Question #6d6f8

1 Answer
Aug 11, 2017

Well, in terms of Thermal Engines, you cannot even reach #100%#!!!

Explanation:

The reason for this impossibility is a bit complicated and you can find it well explained in many textbooks on thermodynamics.
Here we can say that (again) in terms of a thermal engine the possibility of reaching #100%# efficiency would mean that all the energy/heat absorbed from a reservoir could be converted entirely into work without rejecting even the smallest amount of energy in the environment. Although difficult to "see" this kind of situation (if possible) would produce a system that "self-feed" itself producing a system where energy is in a kind of loop (energy in -> work out to feed another engine that restore energy into the initial reservoir and the process continues without interruption and losses).

Intuitively this cannot be: if you consider a steam engine..well...the smoke has to go somewhere! There must be a tube, an aperture or something to let it go out! The system cannot be closed.

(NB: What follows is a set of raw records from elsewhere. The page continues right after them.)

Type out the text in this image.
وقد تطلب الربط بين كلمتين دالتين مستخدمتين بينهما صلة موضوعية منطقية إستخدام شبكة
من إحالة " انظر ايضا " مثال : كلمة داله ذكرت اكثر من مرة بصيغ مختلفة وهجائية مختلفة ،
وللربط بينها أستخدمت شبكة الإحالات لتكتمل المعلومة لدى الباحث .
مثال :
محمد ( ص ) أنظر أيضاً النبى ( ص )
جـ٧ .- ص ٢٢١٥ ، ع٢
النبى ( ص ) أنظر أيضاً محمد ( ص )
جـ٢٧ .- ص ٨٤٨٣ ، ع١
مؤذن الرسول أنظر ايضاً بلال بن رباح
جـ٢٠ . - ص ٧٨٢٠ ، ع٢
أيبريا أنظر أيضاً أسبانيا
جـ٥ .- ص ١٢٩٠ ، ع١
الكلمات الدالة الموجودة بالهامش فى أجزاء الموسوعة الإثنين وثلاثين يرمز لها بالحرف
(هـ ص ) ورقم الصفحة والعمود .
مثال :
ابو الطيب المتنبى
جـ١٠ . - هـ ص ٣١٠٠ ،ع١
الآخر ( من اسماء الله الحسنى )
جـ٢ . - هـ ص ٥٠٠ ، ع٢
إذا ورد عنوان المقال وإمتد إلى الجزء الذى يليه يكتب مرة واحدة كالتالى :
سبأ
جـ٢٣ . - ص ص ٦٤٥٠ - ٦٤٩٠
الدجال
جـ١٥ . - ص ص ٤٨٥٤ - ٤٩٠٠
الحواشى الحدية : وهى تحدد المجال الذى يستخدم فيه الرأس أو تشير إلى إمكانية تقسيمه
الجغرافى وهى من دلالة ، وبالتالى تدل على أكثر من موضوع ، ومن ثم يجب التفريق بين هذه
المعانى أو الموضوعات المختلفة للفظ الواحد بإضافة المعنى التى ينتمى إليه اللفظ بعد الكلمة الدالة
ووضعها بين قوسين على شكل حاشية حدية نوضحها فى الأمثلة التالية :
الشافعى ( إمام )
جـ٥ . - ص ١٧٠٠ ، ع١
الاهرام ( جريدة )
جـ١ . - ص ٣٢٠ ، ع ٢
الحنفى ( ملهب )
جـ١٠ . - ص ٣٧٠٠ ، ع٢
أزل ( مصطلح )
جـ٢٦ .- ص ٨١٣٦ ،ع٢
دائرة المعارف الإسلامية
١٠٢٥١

A way to see this impossibility is also to consider Ideal Engines or Carnot Engines; they are ideal meaning NOT that they are #100%# efficient; instead they have the best possible efficiency when operating in between two given temperatures.
For these kind of engines the efficiency is:
#eta=1-T_"cold"/T_"hot"#
This efficiency could be #100%# if we had #T_"cold"=0K# but....we never got this cold!

Now a bit that it is even weirder....energy degrades in quality when we use it! So when we use energy to do work we reject energy that has a low "quality" meaning that we cannot use it again in an efficient way. Again, the smoke from our steam engine; it is hot, it is a gas....we could use it as a reservoir of energy for an engine, BUT it has a low quaity compared to the energy it came from (stored in coal and freed during combustion).